Schultz explains: “Hiring sales people is especially challenging because they are supposed to be able to sell a good story. I was once told that the most difficult thing in the world is, especially when hiring sales people, telling the difference between the real deal and an articulate phony.”
How do you safeguard against “articulate phonies?” Schultz advises: “Don’t get too excited at the first articulate answer. Dig deeper. What did you do? How did that work? Why did it work? What did you try that didn’t work? How did the buyer react? Why did you win? Press. Press. Press. Often you can find the difference between the real deal and the articulate phony before you waste six months paying them. . .”
Another way Schultz assures he’s found a stellar hire is to strategically reference check. Schultz asks references these questions: “1) Would you recommend them *unconditionally* and 2) If you had a position open like the one I just described, would you hire them *enthusiastically*?”
Your gut instinct is noteworthy, but it requires a double check. Build that into your process.
Foster an approach that serves you
Work with your hiring team to arrive at an interview strategy at suits you. Schultz advises: “Coordinate the interview with the other people interviewing from your company. . . We’re a small company, but different people have different roles. We don’t ask duplicate questions.”
Schultz further recommends: “Have criteria for what ‘fit’ is and put it on a checklist. It doesn’t have to be too long, but if you don’t know what you’re looking for, you won’t know when you find it (or not).”
Raissa Alliare, COO for the Center for Economic Progress also fosters a collaborative approach with her team. They establish a “Mission of the position,” which includes “Outcomes (we understand what success would like for a person in this position)” and “Competencies (soft and technical skills needed to succeed).” This way the team knows what they’re targeting.
Allaire notes another important reminder for the team: “Brief yourself on the questions not to ask from an HR standpoint.” It’s important to routinely review what’s off limits, especially during the less formal, small talk parts of the interview.
[Related: Behavioral Interview Questions Template]
It sounds simple, but interviewers should resist the urge to be too instructional. Hankin explains: “You should spend no more than 20% of the interview time explaining the position, the company or chit chatting.” Use your EQ, and give your candidates to showcase theirs.
Hankin points out: “It seems so obvious, but hiring managers tend to talk too much in interviews and miss substantive clues on whether the candidate is a great hire.
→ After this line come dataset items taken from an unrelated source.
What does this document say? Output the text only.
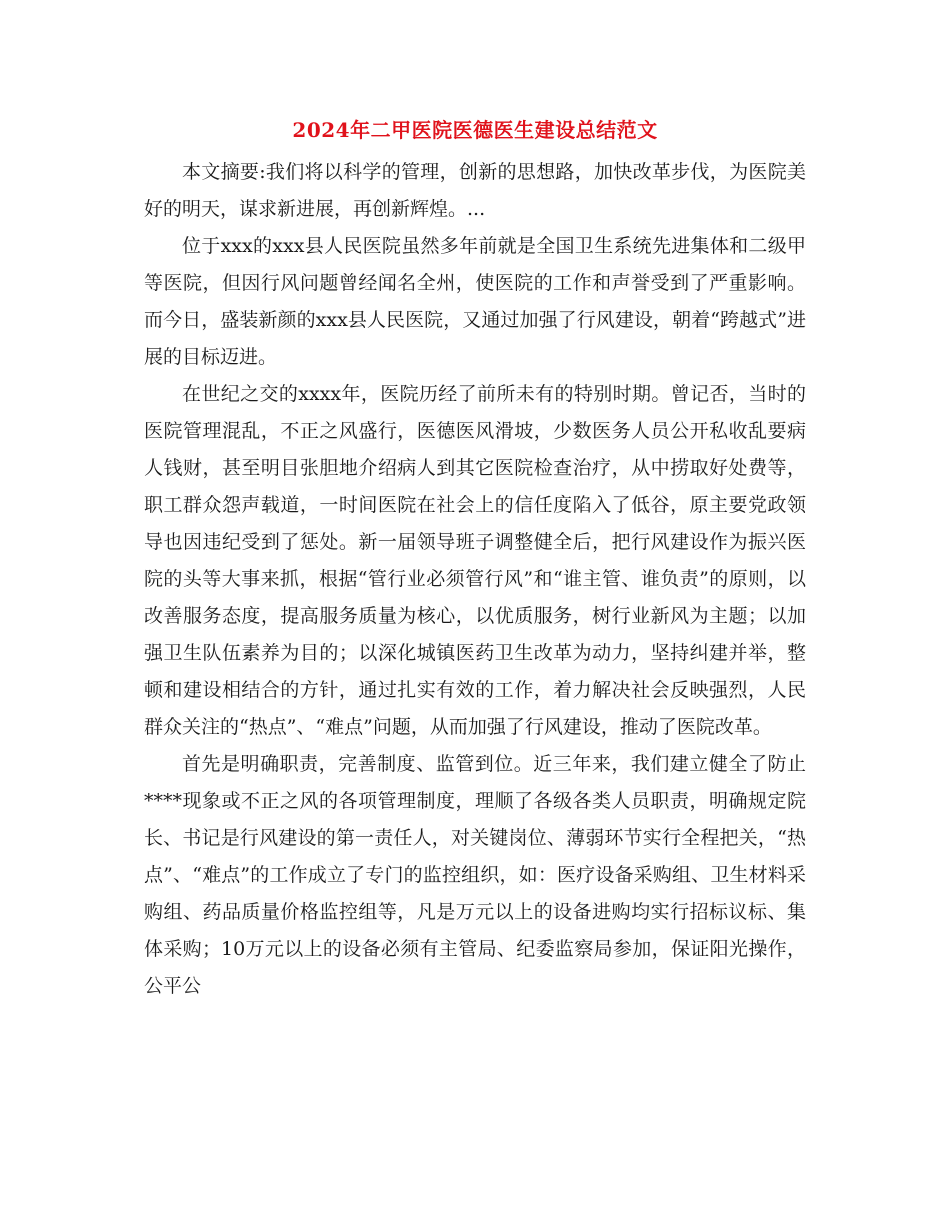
2024年二甲医院医德医生建设总结范文

本文摘要:我们将以科学的管理，创新的思想路，加快改革步伐，为医院美好的明天，谋求新进展，再创新辉煌。...

位于xxx的xxx县人民医院虽然多年前就是全国卫生系统先进集体和二级甲等医院，但因行风问题曾经闻名全州，使医院的工作和声誉受到了严重影响。而今日，盛装新颜的xxx县人民医院，又通过加强了行风建设，朝着“跨越式”进展的目标迈进。

在世纪之交的xxxx年，医院历经了前所未有的特别时期。曾记否，当时的医院管理混乱，不正之风盛行，医德医风滑坡，少数医务人员公开私收乱要病人钱财，甚至明目张胆地介绍病人到其它医院检查治疗，从中捞取好处费等，职工群众怨声载道，一时间医院在社会上的信任度陷入了低谷，原主要党政领导也因违纪受到了惩处。新一届领导班子调整健全后，把行风建设作为振兴医院的头等大事来抓，根据“管行业必须管行风”和“谁主管、谁负责”的原则，以改善服务态度，提高服务质量为核心，以优质服务，树行业新风为主题；以加强卫生队伍素养为目的；以深化城镇医药卫生改革为动力，坚持纠建并举，整顿和建设相结合的方针，通过扎实有效的工作，着力解决社会反映强烈，人民群众关注的“热点”、“难点”问题，从而加强了行风建设，推动了医院改革。

首先是明确职责，完善制度、监管到位。近三年来，我们建立健全了防止****现象或不正之风的各项管理制度，理顺了各级各类人员职责，明确规定院长、书记是行风建设的第一责任人，对关键岗位、薄弱环节实行全程把关，“热点”、“难点”的工作成立了专门的监控组织，如：医疗设备采购组、卫生材料采购组、药品质量价格监控组等，凡是万元以上的设备进购均实行招标议标、集体采购；10万元以上的设备必须有主管局、纪委监察局参加，保证阳光操作，公平公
Through listening you can gauge if the candidate can pick up on social cues . . . whether they listened to your question fully and answered it appropriately, or did they ramble on?”
Another key to being an engaged listener is to recognize what baggage you may bring to the conversation. Hankin advises: “Constantly be mindful of your biases. Ensure you’re asking people the same questions regardless of their age or gender.”
The Importance of non-verbal communication
It’s important to note nonverbal ways candidates communicate their personalities and interests. Allaire explains: “Body language is important. Keep in mind mismatched expressions-candidates are asked to talk about why they're passionate about the mission but their expression doesn't quite match.”
Another key non-verbal that Allaire mentions is candidate preparation. Allaire explains: “Employees have to demonstrate a passion for the mission. Candidates should do their homework and figure out how to tell a story of why they professionally or personally connect to the mission. Why us? is always a great question.”
It’s in interviewers’ best interest to pay attention to candidate preparation, as it can be an indicator of more than just potential fit. It also bodes well for retention likelihood; in fact, Glassdoor’s Employer Retention Study reveals that job candidates who use Glassdoor data to aid their searches have a 30% higher retention rate than their peers.
While it’s key for interviewees to prepare, Allaire points out that interviewers also have that obligation. She advises: “As an interviewer, it's important to remember that they are interviewing you too. So if the candidate is a viable one, you have to switch your role to selling the organization and position.”
Hone your process
Being thoughtful and systematic about your interview approach is key to your company’s success. Create a process that serves you. Communicate about it regularly, and continue to refine it with your team.